The Moshi universe is almost demonically compelling, its characters drawn with the perfect degree of ambiguity. Every smile is a smirk from the right angle; every entreaty an occasionally foreboding demand. The paradox of the monster as friend and avatar is exquisitely played out in the network’s visual identity, which is at once sinister and mesmeric, adorable and inviting – a perfect proxy for Michael Acton Smith’s own duality. He has even given expression to his alter ego with a name his young customers use to refer to him: Mr Moshi.
Whether Monstro City, the virtual space Acton Smith’s Moshlings inhabit, as a mediating platform that parses fragile and youthful new relationships, is a positive influence on the psychosocial development of its young users is the subject of another column, to be written by someone with more expertise in psychology than the present author. I suspect most of the questions it raises can be answered with: “quality parenting”.

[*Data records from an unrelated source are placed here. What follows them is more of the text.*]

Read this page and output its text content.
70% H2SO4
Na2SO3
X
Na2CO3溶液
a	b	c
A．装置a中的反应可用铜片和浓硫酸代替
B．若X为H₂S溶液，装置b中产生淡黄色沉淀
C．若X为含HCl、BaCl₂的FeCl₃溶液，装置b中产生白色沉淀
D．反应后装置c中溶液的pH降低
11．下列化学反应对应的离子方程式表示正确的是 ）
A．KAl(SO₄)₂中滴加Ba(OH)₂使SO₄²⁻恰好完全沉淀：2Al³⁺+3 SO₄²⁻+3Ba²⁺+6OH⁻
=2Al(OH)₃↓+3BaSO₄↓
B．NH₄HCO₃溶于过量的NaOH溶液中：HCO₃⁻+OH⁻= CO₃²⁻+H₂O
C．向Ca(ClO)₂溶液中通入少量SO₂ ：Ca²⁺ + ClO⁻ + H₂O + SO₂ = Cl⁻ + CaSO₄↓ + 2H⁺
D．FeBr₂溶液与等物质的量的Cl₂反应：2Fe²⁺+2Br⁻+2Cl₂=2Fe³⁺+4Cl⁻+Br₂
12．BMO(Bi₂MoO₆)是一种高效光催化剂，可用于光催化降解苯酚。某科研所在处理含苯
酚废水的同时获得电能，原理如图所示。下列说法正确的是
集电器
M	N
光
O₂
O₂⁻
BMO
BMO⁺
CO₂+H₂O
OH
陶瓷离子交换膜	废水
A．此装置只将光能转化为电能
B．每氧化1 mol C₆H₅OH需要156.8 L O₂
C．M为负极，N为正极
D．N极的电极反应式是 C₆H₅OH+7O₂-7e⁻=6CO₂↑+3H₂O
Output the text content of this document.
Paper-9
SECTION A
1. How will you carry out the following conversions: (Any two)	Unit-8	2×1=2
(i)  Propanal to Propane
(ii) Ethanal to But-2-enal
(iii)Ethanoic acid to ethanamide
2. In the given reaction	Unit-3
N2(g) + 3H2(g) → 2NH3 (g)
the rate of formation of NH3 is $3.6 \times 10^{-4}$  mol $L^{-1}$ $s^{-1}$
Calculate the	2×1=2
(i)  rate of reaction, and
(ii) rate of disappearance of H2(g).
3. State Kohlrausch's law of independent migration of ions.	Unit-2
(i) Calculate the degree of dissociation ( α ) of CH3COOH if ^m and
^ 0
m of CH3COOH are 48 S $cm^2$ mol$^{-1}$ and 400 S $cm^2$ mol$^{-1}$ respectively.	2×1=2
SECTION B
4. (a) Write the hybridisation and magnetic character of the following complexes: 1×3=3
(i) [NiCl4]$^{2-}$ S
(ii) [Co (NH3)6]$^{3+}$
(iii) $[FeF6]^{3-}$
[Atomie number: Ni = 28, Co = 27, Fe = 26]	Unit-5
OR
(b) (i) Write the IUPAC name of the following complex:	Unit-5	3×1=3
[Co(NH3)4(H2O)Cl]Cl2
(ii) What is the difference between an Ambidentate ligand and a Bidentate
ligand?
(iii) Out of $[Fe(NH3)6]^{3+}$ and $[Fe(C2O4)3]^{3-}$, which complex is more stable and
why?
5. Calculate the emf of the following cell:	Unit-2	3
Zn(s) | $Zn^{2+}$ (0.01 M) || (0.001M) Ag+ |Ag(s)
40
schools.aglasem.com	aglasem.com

But what seems clear from spending time with Mind Candy’s employees is that they seem preoccupied with little besides bringing happiness into young people’s lives. The infectious joy and enthusiasm of this company can strike cantankerous hacks as mildly emetic. But it is clearly sincerely felt.
Last night, Michael and his team celebrated the latest in a series of improbable watermarks: an album launch at which Sophie Ellis Bextor, a smattering of reality television show contestants and at least one member of the band McFly showed up to pay obeisance to the phenomenon he has created.

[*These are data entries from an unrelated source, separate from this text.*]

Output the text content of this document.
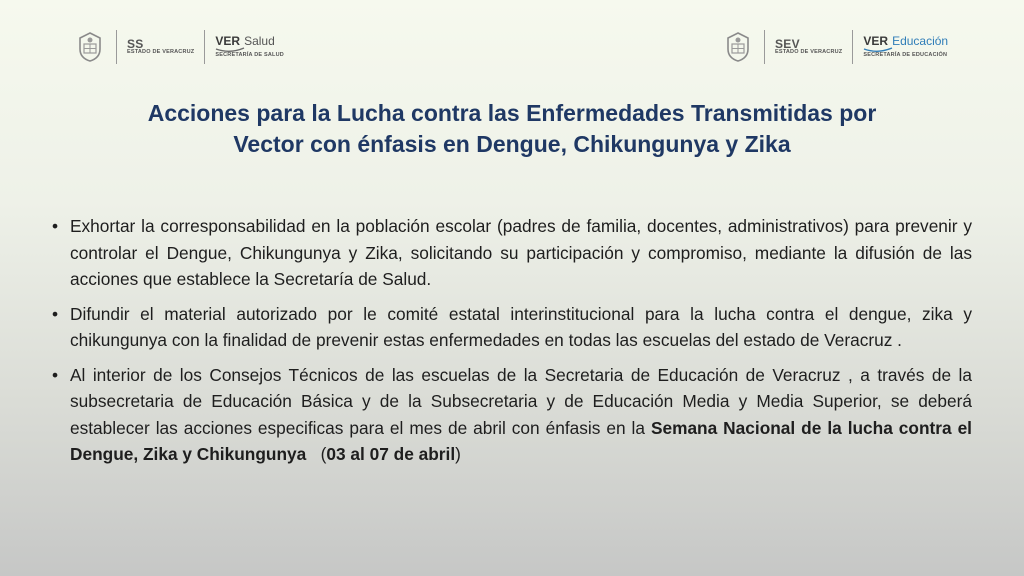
SS
ESTADO DE VERACRUZ
VER Salud
SECRETARÍA DE SALUD
SEV
ESTADO DE VERACRUZ
VER Educación
SECRETARÍA DE EDUCACIÓN
Acciones para la Lucha contra las Enfermedades Transmitidas por
Vector con énfasis en Dengue, Chikungunya y Zika
• Exhortar la corresponsabilidad en la población escolar (padres de familia, docentes, administrativos) para prevenir y controlar el Dengue, Chikungunya y Zika, solicitando su participación y compromiso, mediante la difusión de las acciones que establece la Secretaría de Salud.
• Difundir el material autorizado por le comité estatal interinstitucional para la lucha contra el dengue, zika y chikungunya con la finalidad de prevenir estas enfermedades en todas las escuelas del estado de Veracruz .
• Al interior de los Consejos Técnicos de las escuelas de la Secretaria de Educación de Veracruz , a través de la subsecretaria de Educación Básica y de la Subsecretaria y de Educación Media y Media Superior, se deberá establecer las acciones especificas para el mes de abril con énfasis en la Semana Nacional de la lucha contra el Dengue, Zika y Chikungunya   (03 al 07 de abril)
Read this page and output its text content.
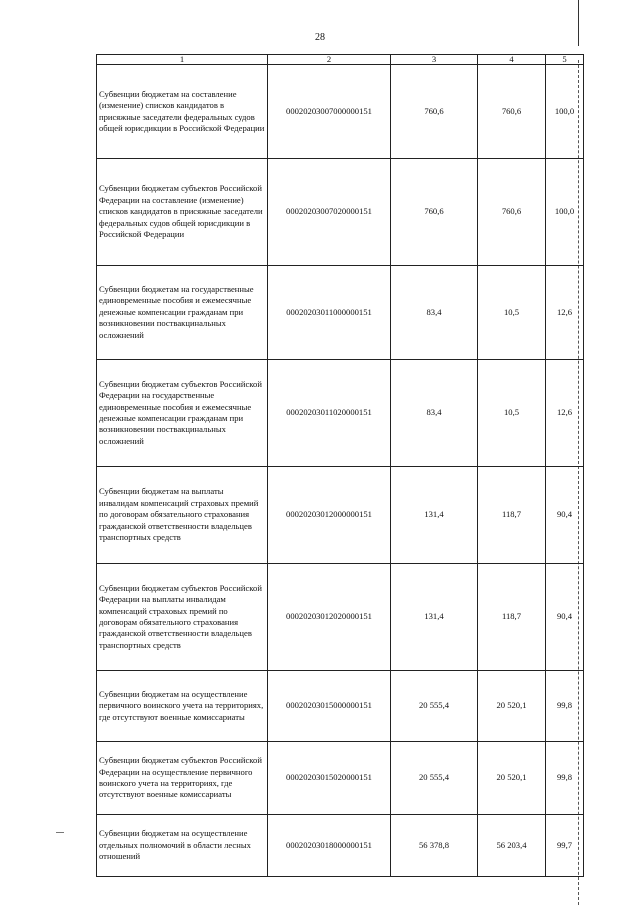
28
1	2	3	4	5
Субвенции бюджетам на составление (изменение) списков кандидатов в присяжные заседатели федеральных судов общей юрисдикции в Российской Федерации	00020203007000000151	760,6	760,6	100,0
Субвенции бюджетам субъектов Российской Федерации на составление (изменение) списков кандидатов в присяжные заседатели федеральных судов общей юрисдикции в Российской Федерации	00020203007020000151	760,6	760,6	100,0
Субвенции бюджетам на государственные единовременные пособия и ежемесячные денежные компенсации гражданам при возникновении поствакцинальных осложнений	00020203011000000151	83,4	10,5	12,6
Субвенции бюджетам субъектов Российской Федерации на государственные единовременные пособия и ежемесячные денежные компенсации гражданам при возникновении поствакцинальных осложнений	00020203011020000151	83,4	10,5	12,6
Субвенции бюджетам на выплаты инвалидам компенсаций страховых премий по договорам обязательного страхования гражданской ответственности владельцев транспортных средств	00020203012000000151	131,4	118,7	90,4
Субвенции бюджетам субъектов Российской Федерации на выплаты инвалидам компенсаций страховых премий по договорам обязательного страхования гражданской ответственности владельцев транспортных средств	00020203012020000151	131,4	118,7	90,4
Субвенции бюджетам на осуществление первичного воинского учета на территориях, где отсутствуют военные комиссариаты	00020203015000000151	20 555,4	20 520,1	99,8
Субвенции бюджетам субъектов Российской Федерации на осуществление первичного воинского учета на территориях, где отсутствуют военные комиссариаты	00020203015020000151	20 555,4	20 520,1	99,8
Субвенции бюджетам на осуществление отдельных полномочий в области лесных отношений	00020203018000000151	56 378,8	56 203,4	99,7
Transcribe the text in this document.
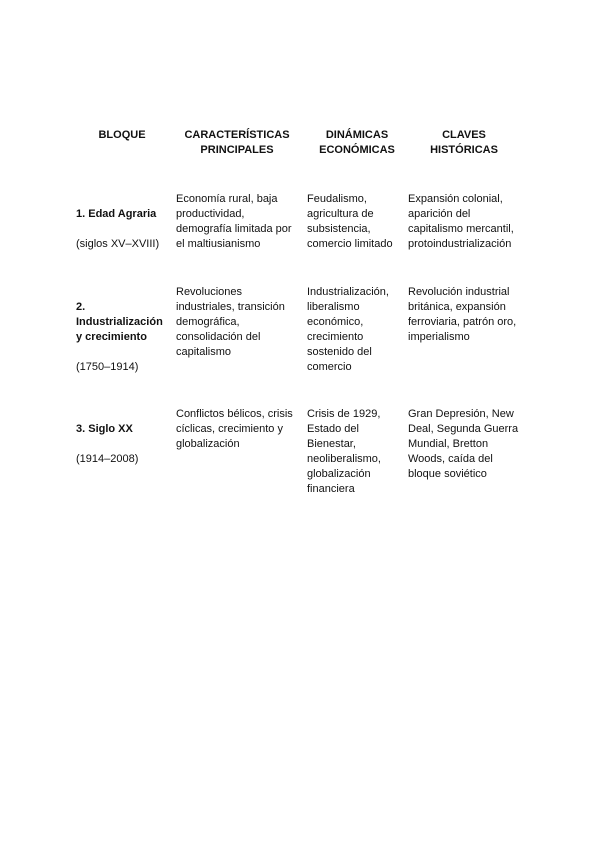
BLOQUE	CARACTERÍSTICAS
PRINCIPALES
DINÁMICAS
ECONÓMICAS
CLAVES
HISTÓRICAS

1. Edad Agraria

(siglos XV–XVIII)

Economía rural, baja
productividad,
demografía limitada por
el maltiusianismo
Feudalismo,
agricultura de
subsistencia,
comercio limitado
Expansión colonial,
aparición del
capitalismo mercantil,
protoindustrialización

2.
Industrialización
y crecimiento

(1750–1914)

Revoluciones
industriales, transición
demográfica,
consolidación del
capitalismo
Industrialización,
liberalismo
económico,
crecimiento
sostenido del
comercio
Revolución industrial
británica, expansión
ferroviaria, patrón oro,
imperialismo

3. Siglo XX

(1914–2008)

Conflictos bélicos, crisis
cíclicas, crecimiento y
globalización
Crisis de 1929,
Estado del
Bienestar,
neoliberalismo,
globalización
financiera
Gran Depresión, New
Deal, Segunda Guerra
Mundial, Bretton
Woods, caída del
bloque soviético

It was – yet again – a profoundly significant milestone for European technology, if that is not too bombastically expressed. One of those moments one’s own horizons and ambitions are broadened and raised. And a bloody good party for those children lucky enough to be invited. It was also the moment that Moshi Monsters, in colonising London’s Hard Rock Cafe, became a cultural and artistic institution to be more closely and intelligently examined.
As for the album itself, cutely titled Music Rox? I’m not best placed to judge. I was, after all, embarrassingly keen on the Pokémon theme tune. But to my ear it sounds like Moshi Monsters is about to dominate – or liberate, depending on your point of view – the pop charts for some time to come. And why not. We could all use a little youthful abandon.